2.        Libre circulation des personnes – Travailleurs – Droit de séjour des membres de la famille – Membre de la famille n’ayant pas la nationalité d’un État membre – Condition relative à la disposition d’un logement considéré comme normal pour les travailleurs nationaux – Absence d’exigence d’unicité de logement familial permanent – Condition s’imposant uniquement comme condition d’accueil

(Règlement du Conseil nº 1612/68, art. 10, § 3)

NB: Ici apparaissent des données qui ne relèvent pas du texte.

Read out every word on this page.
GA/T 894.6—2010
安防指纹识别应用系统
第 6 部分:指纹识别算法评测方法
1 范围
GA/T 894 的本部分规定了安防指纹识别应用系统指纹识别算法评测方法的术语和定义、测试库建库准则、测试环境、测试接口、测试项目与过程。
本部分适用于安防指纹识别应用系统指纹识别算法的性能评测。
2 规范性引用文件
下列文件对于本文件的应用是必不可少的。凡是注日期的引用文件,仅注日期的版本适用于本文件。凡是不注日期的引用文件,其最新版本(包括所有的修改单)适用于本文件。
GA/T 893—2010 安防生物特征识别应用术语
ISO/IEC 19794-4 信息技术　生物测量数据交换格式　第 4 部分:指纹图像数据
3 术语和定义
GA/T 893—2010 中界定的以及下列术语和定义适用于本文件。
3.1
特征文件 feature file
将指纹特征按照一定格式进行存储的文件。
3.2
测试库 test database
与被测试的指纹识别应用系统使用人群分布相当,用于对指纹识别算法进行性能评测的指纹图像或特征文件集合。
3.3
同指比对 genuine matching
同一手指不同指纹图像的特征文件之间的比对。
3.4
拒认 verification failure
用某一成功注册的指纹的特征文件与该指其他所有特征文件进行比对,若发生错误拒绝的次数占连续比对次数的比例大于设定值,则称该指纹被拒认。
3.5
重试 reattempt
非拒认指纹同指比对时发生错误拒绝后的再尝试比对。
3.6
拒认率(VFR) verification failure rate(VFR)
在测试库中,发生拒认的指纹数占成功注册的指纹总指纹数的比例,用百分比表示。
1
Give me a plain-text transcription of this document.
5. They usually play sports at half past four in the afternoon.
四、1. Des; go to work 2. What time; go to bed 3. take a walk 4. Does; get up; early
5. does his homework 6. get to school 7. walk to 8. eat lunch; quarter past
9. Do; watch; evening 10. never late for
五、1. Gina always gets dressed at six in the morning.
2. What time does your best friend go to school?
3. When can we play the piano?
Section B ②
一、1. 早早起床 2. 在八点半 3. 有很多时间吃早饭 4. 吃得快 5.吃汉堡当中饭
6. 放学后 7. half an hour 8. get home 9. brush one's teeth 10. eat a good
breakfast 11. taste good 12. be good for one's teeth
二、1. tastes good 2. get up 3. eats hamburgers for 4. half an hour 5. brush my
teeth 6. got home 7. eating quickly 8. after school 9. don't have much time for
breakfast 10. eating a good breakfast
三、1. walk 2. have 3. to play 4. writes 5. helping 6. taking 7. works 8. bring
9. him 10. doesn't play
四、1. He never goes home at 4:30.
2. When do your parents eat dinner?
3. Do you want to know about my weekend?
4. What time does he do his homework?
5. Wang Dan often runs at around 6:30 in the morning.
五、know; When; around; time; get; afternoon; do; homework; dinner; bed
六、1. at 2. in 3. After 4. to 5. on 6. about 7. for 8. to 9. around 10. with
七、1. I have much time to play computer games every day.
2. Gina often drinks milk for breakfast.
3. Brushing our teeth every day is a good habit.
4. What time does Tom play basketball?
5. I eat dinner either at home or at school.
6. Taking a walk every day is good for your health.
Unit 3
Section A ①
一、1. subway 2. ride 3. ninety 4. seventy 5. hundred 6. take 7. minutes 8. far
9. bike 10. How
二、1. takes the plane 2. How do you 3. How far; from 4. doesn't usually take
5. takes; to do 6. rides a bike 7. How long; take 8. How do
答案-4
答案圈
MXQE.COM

3.        Questions préjudicielles – Saisine de la Cour – Facteur décisif, dans le cadre d’un recours en indemnité, de l’existence d’une violation manifeste du droit de l’Union – Absence

(Art. 267 TFUE)

1.        L’article 16, paragraphe 2, de la directive 2004/38, relative au droit des citoyens de l’Union et des membres de leurs familles de circuler et de séjourner librement sur le territoire des États membres, doit être interprété en ce sens qu’un ressortissant d’un pays tiers qui, au cours d’une période continue de cinq ans antérieure à la date de transposition de cette directive, a séjourné dans un État membre, en qualité de conjoint d’un citoyen de l’Union travailleur dans ledit État membre, doit être considéré comme ayant acquis le droit de séjour permanent prévu à cette disposition, alors même que, au cours de ladite période, les époux ont décidé de se séparer et ont entrepris de vivre avec d’autres partenaires, le logement occupé par ledit ressortissant n’ayant plus désormais été fourni ni mis à la disposition de ce dernier par son conjoint citoyen de l’Union.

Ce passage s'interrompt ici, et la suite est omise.